Even though ‘Scum’ takes paternal status by wielding an iron bar and yelling, it’s not the greatest prison flick ever made. That honour goes to John Hillcoat’s ‘Ghosts of the Civil Dead’ – a cerebral, searing, naturalistic near-futureshock that makes the penal system look utterly hellish and totally hopeless. Neoliberal capitalism, the outlook of colonial administrators like Arthur Philip, primal instinct versus mechanical coercion and the (correct) notion that prison systems can further criminalize institutions’ denizens doesn’t make for a lot of laughs either. Other Aussie jail films ‘Stir’ and ‘Everynight, Everynight’ (with ‘…Civil Dead’s David Field in the lead) are hardly fun, but this is next level. Rage turns to murder, and evidently taking a note from one of Norman Mailer’s key “Doh!” (though I’m sure I heard hims say it Homer-style when Rip Torn cracked him on the head with a hammer) moments – the whole Gary Gilmore saga. ‘…Civil Dead’ pulls few punches, but if you can stomach the unrelentingly grim tone, you’ll emerge impressed. Officially Oz-made, this is the original ‘Oz’ – I’ve never seen it admitted, but the clinical, experimental tone of Levinson and Fontana’s fictional criminal housing, and the back story focus owes a debt to this movie.

Some Bad Seeds on the soundtrack and a truly demented Nick Cave performance may well have given this film some extra mileage beyond VHS purgatory, but with the mild popularity of Hillcoat’s ‘The Road’ (too miserable to sit through – well executed but better on paper) and ‘The Proposition’ this still doesn’t exist in digital form beyond a comprehensive but tough to track down Australian DVD. This website is pretty exhaustive too, dating back to 2005 but promising a rerelease. This film will affect you with regards to a deeply contentious topic without concluding with a Hollywood liberal crawling through pipes of shit to topless freedom. Evan English, one of the film’s writers recently wrote an account of the Cannes guerilla marketing for the movie in May 1988 that puts most calculated, hapless attempts at a “viral” to shame.

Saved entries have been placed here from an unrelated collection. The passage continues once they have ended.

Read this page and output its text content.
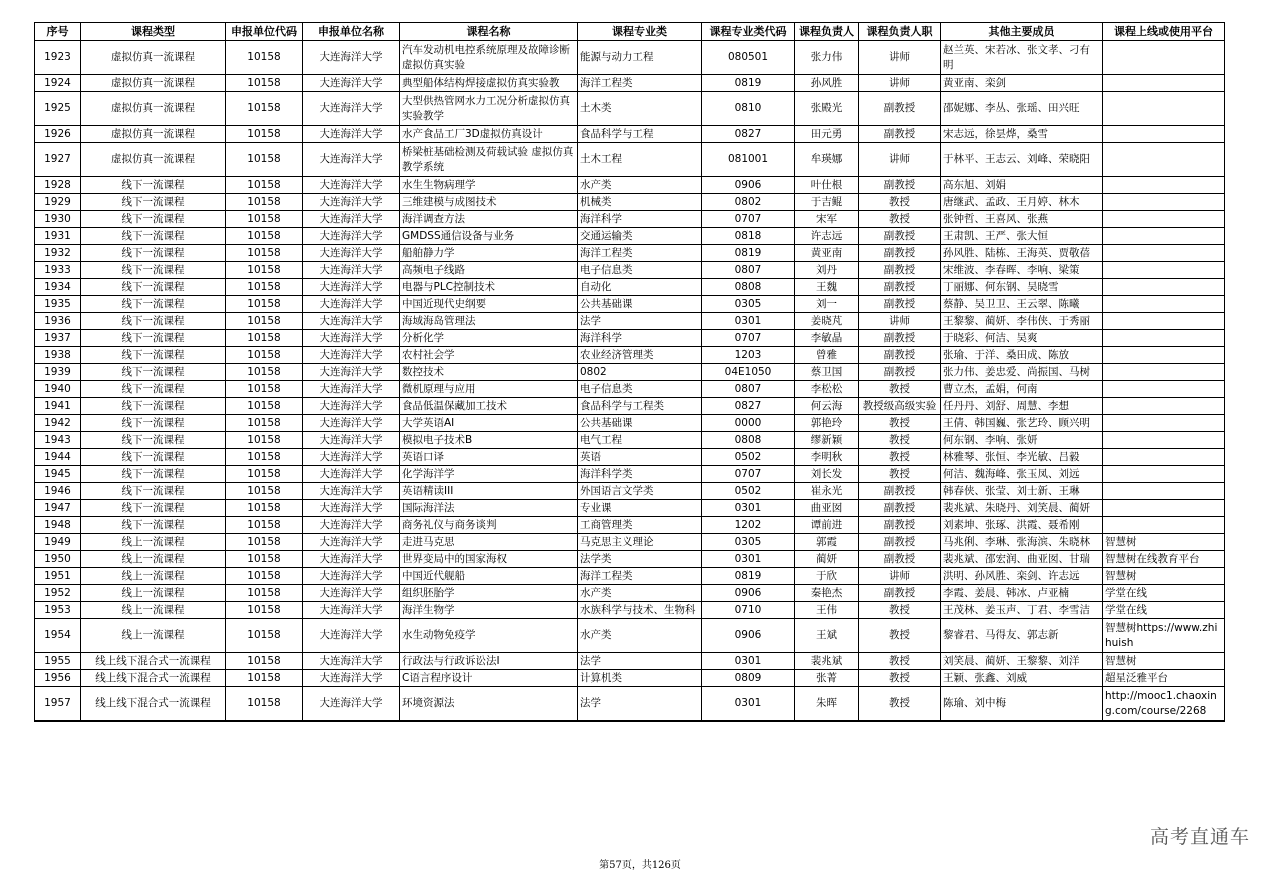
序号	课程类型	申报单位代码	申报单位名称	课程名称	课程专业类	课程专业类代码	课程负责人	课程负责人职	其他主要成员	课程上线或使用平台
1923	虚拟仿真一流课程	10158	大连海洋大学	汽车发动机电控系统原理及故障诊断虚拟仿真实验	能源与动力工程	080501	张力伟	讲师	赵兰英、宋若冰、张文孝、刁有明	
1924	虚拟仿真一流课程	10158	大连海洋大学	典型船体结构焊接虚拟仿真实验教	海洋工程类	0819	孙风胜	讲师	黄亚南、栾剑	
1925	虚拟仿真一流课程	10158	大连海洋大学	大型供热管网水力工况分析虚拟仿真实验教学	土木类	0810	张殿光	副教授	邵妮娜、李丛、张瑶、田兴旺	
1926	虚拟仿真一流课程	10158	大连海洋大学	水产食品工厂3D虚拟仿真设计	食品科学与工程	0827	田元勇	副教授	宋志远，徐昙烨，桑雪	
1927	虚拟仿真一流课程	10158	大连海洋大学	桥梁桩基础检测及荷载试验 虚拟仿真教学系统	土木工程	081001	牟瑛娜	讲师	于林平、王志云、刘峰、荣晓阳	
1928	线下一流课程	10158	大连海洋大学	水生生物病理学	水产类	0906	叶仕根	副教授	高东旭、刘娟	
1929	线下一流课程	10158	大连海洋大学	三维建模与成图技术	机械类	0802	于吉鲲	教授	唐继武、孟政、王月婷、林木	
1930	线下一流课程	10158	大连海洋大学	海洋调查方法	海洋科学	0707	宋军	教授	张钟哲、王喜风、张燕	
1931	线下一流课程	10158	大连海洋大学	GMDSS通信设备与业务	交通运输类	0818	许志远	副教授	王肃凯、王严、张大恒	
1932	线下一流课程	10158	大连海洋大学	船舶静力学	海洋工程类	0819	黄亚南	副教授	孙风胜、陆栋、王海英、贾敬蓓	
1933	线下一流课程	10158	大连海洋大学	高频电子线路	电子信息类	0807	刘丹	副教授	宋维波、李春晖、李响、梁策	
1934	线下一流课程	10158	大连海洋大学	电器与PLC控制技术	自动化	0808	王魏	副教授	丁丽娜、何东钢、吴晓雪	
1935	线下一流课程	10158	大连海洋大学	中国近现代史纲要	公共基础课	0305	刘一	副教授	蔡静、吴卫卫、王云翠、陈曦	
1936	线下一流课程	10158	大连海洋大学	海域海岛管理法	法学	0301	姜晓芃	讲师	王黎黎、蔺妍、李伟侠、于秀丽	
1937	线下一流课程	10158	大连海洋大学	分析化学	海洋科学	0707	李敏晶	副教授	于晓彩、何洁、吴爽	
1938	线下一流课程	10158	大连海洋大学	农村社会学	农业经济管理类	1203	曾雅	副教授	张瑜、于洋、桑田成、陈放	
1939	线下一流课程	10158	大连海洋大学	数控技术	0802	04E1050	蔡卫国	副教授	张力伟、姜忠爱、尚振国、马树	
1940	线下一流课程	10158	大连海洋大学	微机原理与应用	电子信息类	0807	李松松	教授	曹立杰，孟娟，何南	
1941	线下一流课程	10158	大连海洋大学	食品低温保藏加工技术	食品科学与工程类	0827	何云海	教授级高级实验	任丹丹、刘舒、周慧、李想	
1942	线下一流课程	10158	大连海洋大学	大学英语AⅠ	公共基础课	0000	郭艳玲	教授	王倩、韩国巍、张艺玲、顾兴明	
1943	线下一流课程	10158	大连海洋大学	模拟电子技术B	电气工程	0808	缪新颖	教授	何东钢、李响、张妍	
1944	线下一流课程	10158	大连海洋大学	英语口译	英语	0502	李明秋	教授	林雅琴、张恒、李光敏、吕毅	
1945	线下一流课程	10158	大连海洋大学	化学海洋学	海洋科学类	0707	刘长发	教授	何洁、魏海峰、张玉凤、刘远	
1946	线下一流课程	10158	大连海洋大学	英语精读III	外国语言文学类	0502	崔永光	副教授	韩春侠、张莹、刘士新、王琳	
1947	线下一流课程	10158	大连海洋大学	国际海洋法	专业课	0301	曲亚囡	副教授	裴兆斌、朱晓丹、刘笑晨、蔺妍	
1948	线下一流课程	10158	大连海洋大学	商务礼仪与商务谈判	工商管理类	1202	谭前进	副教授	刘素坤、张琢、洪霞、聂希刚	
1949	线上一流课程	10158	大连海洋大学	走进马克思	马克思主义理论	0305	郭霞	副教授	马兆俐、李琳、张海滨、朱晓林	智慧树
1950	线上一流课程	10158	大连海洋大学	世界变局中的国家海权	法学类	0301	蔺妍	副教授	裴兆斌、邵宏润、曲亚囡、甘瑞	智慧树在线教育平台
1951	线上一流课程	10158	大连海洋大学	中国近代舰船	海洋工程类	0819	于欣	讲师	洪明、孙风胜、栾剑、许志远	智慧树
1952	线上一流课程	10158	大连海洋大学	组织胚胎学	水产类	0906	秦艳杰	副教授	李霞、姜晨、韩冰、卢亚楠	学堂在线
1953	线上一流课程	10158	大连海洋大学	海洋生物学	水族科学与技术、生物科	0710	王伟	教授	王茂林、姜玉声、丁君、李雪洁	学堂在线
1954	线上一流课程	10158	大连海洋大学	水生动物免疫学	水产类	0906	王斌	教授	黎睿君、马得友、郭志新	智慧树https://www.zhihuish
1955	线上线下混合式一流课程	10158	大连海洋大学	行政法与行政诉讼法Ⅰ	法学	0301	裴兆斌	教授	刘笑晨、蔺妍、王黎黎、刘洋	智慧树
1956	线上线下混合式一流课程	10158	大连海洋大学	C语言程序设计	计算机类	0809	张菁	教授	王颖、张鑫、刘威	超星泛雅平台
1957	线上线下混合式一流课程	10158	大连海洋大学	环境资源法	法学	0301	朱晖	教授	陈瑜、刘中梅	http://mooc1.chaoxing.com/course/2268
第57页，共126页
高考直通车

On asking Evan about a potential release, I got a polite email, “You have obviously seen the website availability page which lays out the intentions. As those ideas have developed and the work of likely contributors reviewed, it becomes increasingly obvious to me I want to do something with this (dvd, book, website) that significantly adds to the film. Mot a making of with some puff, but a solid review of the politics of incarceration and the trends therein.

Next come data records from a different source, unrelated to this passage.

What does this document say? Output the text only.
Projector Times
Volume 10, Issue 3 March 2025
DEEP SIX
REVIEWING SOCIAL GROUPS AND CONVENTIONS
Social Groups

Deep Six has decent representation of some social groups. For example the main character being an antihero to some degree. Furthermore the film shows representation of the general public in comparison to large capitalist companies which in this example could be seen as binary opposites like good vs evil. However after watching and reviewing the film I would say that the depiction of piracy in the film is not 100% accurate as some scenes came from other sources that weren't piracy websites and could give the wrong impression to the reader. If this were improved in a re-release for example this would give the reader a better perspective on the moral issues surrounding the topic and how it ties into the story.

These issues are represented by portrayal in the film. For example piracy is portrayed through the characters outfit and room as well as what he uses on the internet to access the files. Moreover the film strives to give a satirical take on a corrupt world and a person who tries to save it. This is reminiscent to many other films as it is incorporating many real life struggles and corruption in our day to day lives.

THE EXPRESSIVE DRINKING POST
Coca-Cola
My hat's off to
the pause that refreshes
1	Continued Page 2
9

The problem is this is independent filmmaking (and this answers your question: with the release of ‘The Road’ and ‘The Proposition’ a few years back, why does this masterpiece remain a cult film. Were there distribution or global licensing issues from day one?).

All the work on the film – intellectual to mundane – is done by me. That’s it, me. It’s twenty years after and it’s wonderful it’s alive , but it’s hard work. There have been many offers over time, but I have high standards…”

Evan says, “Believe” and having had similar feedback regarding other personal favourites ‘The Decline of Western Civilization’ , ‘Style Wars’ and ‘Ladies & Gentlemen, the Fabulous Stains’ (well, 2 out of 3 ain’t bad) I’m inclined to trust him. Hunt it down in the meantime, but please…don’t have nightmares.

From the extras from that release, here’s an interview with soundtrack composer for the film, Blixa Bargeld. 0:35 seconds in is cool personified…

On a lighter note, lest we forget, this SNL skit with Jerry Seinfeld in Oswald State Pententionary should’ve been a DVD extra in the final series boxset. Jerry was also cast in the show in an unbilled role as the video shop clerk Biohazard’s Evan Seinfeld (no relation) battered to end up in prison.